Il Regno Unito, patria storica del liberalismo e della difesa delle libertà civili, si trova oggi sull’orlo di una svolta inquietante: l’introduzione di un sistema di identità digitale obbligatoria per tutti i cittadini e residenti.
Il governo di Keir Starmer, incalzato dalle pressioni populiste sull’immigrazione e desideroso di apparire fermo nel controllo delle frontiere, presenta il progetto come uno strumento moderno ed efficiente per combattere il lavoro nero e regolare l’accesso ai servizi pubblici. Ma dietro la retorica dell’efficienza e della sicurezza si cela una trasformazione silenziosa del rapporto tra cittadino e Stato.

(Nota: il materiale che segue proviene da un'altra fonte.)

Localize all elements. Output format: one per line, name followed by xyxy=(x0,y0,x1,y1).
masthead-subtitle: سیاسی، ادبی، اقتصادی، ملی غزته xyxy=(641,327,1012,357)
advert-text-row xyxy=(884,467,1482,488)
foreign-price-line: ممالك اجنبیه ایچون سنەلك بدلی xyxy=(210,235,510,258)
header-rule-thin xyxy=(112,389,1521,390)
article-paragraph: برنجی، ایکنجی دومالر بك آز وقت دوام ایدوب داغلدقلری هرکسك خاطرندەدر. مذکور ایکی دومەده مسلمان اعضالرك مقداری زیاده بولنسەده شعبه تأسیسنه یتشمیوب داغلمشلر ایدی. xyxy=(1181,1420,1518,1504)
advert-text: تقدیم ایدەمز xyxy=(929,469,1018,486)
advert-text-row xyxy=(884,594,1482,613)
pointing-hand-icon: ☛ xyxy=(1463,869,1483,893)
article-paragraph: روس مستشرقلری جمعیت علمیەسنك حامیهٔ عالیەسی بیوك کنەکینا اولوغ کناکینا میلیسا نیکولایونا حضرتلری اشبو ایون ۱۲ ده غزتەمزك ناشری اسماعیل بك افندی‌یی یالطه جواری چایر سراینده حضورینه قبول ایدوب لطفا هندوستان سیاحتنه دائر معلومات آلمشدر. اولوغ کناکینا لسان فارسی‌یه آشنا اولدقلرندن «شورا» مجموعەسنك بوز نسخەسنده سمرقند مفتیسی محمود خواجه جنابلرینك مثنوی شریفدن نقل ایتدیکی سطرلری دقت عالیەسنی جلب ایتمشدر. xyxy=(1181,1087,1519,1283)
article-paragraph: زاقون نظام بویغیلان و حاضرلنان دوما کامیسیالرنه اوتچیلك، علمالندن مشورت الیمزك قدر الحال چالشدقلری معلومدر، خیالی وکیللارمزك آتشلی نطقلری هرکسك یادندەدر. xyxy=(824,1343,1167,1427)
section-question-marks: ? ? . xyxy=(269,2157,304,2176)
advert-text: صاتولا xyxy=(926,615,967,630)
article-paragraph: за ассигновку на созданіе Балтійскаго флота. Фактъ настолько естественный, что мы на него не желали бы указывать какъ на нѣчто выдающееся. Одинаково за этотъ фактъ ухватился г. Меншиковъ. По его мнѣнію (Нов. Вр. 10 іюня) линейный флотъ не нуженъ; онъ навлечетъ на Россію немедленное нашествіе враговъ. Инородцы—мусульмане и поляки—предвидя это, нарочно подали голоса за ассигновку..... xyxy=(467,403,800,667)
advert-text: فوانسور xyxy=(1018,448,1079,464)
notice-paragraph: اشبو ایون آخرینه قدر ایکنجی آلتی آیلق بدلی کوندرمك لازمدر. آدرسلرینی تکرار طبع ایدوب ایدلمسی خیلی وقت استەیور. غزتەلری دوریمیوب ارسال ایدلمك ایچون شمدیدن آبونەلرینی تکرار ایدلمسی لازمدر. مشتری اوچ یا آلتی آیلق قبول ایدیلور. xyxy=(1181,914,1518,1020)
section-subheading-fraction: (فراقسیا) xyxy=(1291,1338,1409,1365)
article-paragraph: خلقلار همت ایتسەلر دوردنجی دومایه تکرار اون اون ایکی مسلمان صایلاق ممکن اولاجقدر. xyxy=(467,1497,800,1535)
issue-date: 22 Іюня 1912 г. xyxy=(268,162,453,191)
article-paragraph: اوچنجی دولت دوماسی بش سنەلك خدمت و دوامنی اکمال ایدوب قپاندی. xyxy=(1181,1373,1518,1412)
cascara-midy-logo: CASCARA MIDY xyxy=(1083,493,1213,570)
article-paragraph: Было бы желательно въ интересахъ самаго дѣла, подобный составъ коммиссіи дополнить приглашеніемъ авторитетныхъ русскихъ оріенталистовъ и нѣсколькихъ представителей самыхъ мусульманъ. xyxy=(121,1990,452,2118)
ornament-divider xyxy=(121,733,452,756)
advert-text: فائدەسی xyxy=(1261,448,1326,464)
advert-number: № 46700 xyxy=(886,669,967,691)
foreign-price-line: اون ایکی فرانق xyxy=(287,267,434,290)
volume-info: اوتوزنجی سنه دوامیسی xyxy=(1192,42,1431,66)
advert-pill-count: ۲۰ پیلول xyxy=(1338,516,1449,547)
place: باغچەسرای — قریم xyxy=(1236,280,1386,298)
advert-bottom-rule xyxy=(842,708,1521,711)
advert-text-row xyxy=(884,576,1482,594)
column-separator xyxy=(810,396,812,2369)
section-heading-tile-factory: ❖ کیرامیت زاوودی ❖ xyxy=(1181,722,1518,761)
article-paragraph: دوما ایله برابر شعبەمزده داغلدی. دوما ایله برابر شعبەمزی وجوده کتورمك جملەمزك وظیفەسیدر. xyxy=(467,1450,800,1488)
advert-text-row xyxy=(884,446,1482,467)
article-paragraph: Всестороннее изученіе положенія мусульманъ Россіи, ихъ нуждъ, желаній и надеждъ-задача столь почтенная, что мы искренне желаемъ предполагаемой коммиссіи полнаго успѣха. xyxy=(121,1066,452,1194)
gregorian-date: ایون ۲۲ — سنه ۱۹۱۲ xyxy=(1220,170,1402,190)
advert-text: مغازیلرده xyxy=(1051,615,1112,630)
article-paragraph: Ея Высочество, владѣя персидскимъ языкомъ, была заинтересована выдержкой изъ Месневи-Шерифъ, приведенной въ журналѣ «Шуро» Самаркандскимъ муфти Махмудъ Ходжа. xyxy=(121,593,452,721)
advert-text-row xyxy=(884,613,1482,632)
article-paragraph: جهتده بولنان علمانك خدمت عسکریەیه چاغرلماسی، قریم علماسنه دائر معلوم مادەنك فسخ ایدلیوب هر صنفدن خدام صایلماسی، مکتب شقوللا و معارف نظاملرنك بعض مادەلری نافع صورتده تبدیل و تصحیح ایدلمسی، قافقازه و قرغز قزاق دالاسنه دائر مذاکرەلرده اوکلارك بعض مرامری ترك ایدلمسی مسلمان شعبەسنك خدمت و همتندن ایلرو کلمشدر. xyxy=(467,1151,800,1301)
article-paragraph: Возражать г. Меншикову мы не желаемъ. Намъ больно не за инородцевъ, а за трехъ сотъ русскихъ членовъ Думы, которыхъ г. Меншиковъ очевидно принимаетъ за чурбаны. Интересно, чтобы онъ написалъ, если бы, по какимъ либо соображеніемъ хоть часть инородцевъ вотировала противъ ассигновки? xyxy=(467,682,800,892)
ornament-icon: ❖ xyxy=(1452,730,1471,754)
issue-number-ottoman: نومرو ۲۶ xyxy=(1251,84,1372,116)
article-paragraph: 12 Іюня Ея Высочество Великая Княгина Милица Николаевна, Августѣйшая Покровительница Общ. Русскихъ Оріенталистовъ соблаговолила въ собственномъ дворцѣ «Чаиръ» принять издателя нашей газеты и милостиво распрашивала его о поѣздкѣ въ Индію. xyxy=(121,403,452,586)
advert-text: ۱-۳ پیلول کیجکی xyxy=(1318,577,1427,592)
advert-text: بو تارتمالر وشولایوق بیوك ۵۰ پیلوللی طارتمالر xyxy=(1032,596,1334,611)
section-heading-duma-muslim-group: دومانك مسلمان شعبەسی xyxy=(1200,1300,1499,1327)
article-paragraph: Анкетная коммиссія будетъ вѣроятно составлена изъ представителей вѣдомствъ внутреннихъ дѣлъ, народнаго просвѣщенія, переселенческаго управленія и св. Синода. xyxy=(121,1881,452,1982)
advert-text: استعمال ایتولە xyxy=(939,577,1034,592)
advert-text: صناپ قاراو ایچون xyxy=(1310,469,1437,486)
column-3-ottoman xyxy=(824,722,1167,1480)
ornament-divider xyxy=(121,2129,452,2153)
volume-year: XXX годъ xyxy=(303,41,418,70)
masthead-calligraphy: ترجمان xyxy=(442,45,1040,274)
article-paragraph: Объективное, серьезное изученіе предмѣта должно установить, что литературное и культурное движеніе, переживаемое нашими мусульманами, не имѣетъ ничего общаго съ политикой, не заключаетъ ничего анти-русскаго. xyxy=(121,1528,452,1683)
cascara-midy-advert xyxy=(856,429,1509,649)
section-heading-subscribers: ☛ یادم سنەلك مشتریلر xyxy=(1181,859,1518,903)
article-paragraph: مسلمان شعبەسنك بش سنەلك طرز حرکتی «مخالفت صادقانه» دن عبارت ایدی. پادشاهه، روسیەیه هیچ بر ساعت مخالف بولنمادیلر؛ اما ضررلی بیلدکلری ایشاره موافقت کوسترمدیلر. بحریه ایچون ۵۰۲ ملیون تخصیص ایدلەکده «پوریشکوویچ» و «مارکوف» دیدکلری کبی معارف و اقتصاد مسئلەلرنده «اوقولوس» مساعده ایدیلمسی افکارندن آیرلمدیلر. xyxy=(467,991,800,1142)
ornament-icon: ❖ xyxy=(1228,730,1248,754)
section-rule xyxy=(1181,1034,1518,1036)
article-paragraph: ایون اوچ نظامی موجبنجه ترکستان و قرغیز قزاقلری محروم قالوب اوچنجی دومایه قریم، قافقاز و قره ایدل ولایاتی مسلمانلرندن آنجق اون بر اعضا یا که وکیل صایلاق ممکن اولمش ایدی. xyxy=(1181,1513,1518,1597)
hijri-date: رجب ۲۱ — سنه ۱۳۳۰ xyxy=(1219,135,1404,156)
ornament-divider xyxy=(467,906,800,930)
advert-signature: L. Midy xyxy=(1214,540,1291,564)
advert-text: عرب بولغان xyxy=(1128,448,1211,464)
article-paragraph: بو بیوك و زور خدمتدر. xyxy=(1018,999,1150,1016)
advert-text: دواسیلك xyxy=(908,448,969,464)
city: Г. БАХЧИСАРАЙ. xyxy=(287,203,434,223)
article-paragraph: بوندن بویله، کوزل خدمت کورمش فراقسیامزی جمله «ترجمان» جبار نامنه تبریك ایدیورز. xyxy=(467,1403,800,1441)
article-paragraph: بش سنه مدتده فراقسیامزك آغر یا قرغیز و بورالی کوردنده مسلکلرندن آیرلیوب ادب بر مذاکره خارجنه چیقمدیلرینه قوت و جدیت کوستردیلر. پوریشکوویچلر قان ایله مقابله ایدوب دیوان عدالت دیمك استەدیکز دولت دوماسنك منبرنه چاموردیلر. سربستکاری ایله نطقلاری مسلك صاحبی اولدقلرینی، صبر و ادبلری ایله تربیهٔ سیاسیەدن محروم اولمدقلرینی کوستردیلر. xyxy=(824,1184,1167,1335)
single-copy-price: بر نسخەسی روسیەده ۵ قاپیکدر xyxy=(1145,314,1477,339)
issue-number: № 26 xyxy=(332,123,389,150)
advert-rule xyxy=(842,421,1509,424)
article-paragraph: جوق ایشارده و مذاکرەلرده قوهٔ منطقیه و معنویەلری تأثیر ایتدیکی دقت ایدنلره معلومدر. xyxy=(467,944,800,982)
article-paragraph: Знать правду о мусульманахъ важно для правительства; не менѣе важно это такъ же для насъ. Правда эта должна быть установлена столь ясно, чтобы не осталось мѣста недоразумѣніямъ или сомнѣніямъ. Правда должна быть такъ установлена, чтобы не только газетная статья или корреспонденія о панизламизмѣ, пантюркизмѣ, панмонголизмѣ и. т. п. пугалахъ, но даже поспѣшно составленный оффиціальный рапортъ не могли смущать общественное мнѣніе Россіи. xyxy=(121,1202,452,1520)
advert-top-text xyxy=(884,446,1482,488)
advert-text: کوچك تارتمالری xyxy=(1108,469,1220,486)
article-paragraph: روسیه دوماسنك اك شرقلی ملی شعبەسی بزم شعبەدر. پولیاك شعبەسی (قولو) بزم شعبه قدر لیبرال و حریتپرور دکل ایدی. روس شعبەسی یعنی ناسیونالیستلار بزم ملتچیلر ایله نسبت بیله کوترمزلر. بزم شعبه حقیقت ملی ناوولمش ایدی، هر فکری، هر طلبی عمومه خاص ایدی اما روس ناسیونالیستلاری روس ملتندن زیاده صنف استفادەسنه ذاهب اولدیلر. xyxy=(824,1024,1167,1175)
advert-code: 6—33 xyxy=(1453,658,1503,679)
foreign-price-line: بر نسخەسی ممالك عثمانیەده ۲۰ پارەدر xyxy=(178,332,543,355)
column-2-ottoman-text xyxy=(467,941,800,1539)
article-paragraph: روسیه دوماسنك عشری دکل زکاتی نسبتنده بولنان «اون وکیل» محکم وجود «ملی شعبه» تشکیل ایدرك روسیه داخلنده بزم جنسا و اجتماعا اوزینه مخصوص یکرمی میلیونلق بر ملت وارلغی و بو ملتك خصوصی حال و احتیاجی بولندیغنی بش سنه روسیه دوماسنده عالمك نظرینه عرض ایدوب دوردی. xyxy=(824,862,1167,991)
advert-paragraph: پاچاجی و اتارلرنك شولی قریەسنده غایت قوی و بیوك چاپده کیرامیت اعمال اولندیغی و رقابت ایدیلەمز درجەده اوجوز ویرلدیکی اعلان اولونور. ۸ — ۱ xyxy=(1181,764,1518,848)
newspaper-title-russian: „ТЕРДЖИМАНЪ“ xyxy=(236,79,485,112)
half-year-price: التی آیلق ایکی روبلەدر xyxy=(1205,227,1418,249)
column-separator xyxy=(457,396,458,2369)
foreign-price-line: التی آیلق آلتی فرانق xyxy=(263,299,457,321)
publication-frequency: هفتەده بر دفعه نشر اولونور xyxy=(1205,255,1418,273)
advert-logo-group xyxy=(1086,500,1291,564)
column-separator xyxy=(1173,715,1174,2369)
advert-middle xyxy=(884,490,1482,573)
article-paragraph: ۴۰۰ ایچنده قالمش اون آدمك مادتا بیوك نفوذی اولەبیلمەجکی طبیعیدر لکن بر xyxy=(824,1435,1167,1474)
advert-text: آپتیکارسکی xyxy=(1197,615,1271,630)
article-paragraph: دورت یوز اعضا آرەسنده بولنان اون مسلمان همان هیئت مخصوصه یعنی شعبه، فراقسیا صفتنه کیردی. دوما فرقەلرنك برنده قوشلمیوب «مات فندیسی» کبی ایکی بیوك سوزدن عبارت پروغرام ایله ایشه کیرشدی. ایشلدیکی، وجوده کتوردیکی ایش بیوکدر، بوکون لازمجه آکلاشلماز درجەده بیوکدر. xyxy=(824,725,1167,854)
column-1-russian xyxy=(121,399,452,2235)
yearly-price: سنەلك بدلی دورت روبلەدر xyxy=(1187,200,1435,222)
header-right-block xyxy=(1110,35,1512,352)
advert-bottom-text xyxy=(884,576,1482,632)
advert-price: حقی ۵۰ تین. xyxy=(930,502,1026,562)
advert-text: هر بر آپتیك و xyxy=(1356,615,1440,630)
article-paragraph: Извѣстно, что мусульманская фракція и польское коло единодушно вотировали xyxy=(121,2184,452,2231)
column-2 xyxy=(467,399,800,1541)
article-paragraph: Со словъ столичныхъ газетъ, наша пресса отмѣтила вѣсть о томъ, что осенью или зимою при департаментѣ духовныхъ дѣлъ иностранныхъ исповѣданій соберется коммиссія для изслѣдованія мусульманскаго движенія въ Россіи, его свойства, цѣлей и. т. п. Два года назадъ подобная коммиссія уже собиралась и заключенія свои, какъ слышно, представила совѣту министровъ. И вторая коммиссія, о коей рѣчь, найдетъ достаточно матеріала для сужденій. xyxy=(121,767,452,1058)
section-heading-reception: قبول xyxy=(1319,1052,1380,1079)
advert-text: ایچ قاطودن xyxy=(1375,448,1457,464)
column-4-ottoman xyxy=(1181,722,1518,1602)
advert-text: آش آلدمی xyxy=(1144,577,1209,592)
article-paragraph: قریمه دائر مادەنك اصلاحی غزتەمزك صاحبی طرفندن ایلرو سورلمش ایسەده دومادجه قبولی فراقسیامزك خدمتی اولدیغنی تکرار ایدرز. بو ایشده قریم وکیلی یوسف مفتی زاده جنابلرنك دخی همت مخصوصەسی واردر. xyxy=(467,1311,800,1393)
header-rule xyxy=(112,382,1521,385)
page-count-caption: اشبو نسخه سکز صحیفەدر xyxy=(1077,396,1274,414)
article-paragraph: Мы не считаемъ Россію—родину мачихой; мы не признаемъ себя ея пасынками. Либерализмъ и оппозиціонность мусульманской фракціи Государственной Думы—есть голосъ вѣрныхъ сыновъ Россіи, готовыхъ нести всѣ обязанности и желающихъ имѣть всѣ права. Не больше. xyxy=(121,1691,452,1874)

L’idea che ogni individuo debba essere registrato, identificabile e tracciabile tramite un dispositivo digitale, magari legato a banche dati governative e accessibile da algoritmi di controllo, evoca scenari ben lontani dalla tradizione britannica di diffidenza verso il potere centralizzato.
Per la prima volta dalla fine della Seconda guerra mondiale, Londra si appresta a dotarsi di un sistema che rischia di ridurre la libertà concreta delle persone in nome di una sicurezza virtuale. È vero che la misura è, al momento, limitata al “diritto di lavorare” e che il governo assicura che nessuno sarà costretto a mostrare il proprio ID, ma la storia insegna che ogni tecnologia di sorveglianza nasce con un pretesto nobile e finisce per diventare uno strumento di controllo generalizzato.
Oggi è il lavoro, domani sarà l’accesso ai trasporti, poi ai conti bancari, infine alla vita stessa in società. La Cina, con il suo sistema di “credito sociale”, ha già mostrato quanto rapidamente un’infrastruttura digitale possa trasformarsi in una gabbia invisibile dove ogni comportamento è registrato, valutato e premiato o punito.
Pensare che l’Occidente sia immune a tale deriva significa ignorare la logica interna del potere tecnologico: ciò che è possibile fare, prima o poi, viene fatto. In nome della sicurezza, dell’efficienza, del progresso. Il rischio, dunque, non è tanto quello di un abuso immediato, quanto di un’abitudine lenta e indolore al controllo, una normalizzazione della trasparenza obbligatoria che finirà per dissolvere il diritto alla riservatezza e all’anonimato.
La libertà inglese, quella che non aveva mai tollerato il documento obbligatorio, che aveva visto in Orwell il profeta di un totalitarismo fondato sullo sguardo del Grande Fratello, rischia di essere sacrificata sull’altare di un consenso costruito dalla paura. Se il Regno Unito, culla del parlamentarismo e della coscienza civica, accetterà di trasformare i suoi cittadini in codici digitali, allora il passo verso un sistema “stile Cina” non sarà più una minaccia teorica, ma una tappa inevitabile della modernità senza freni.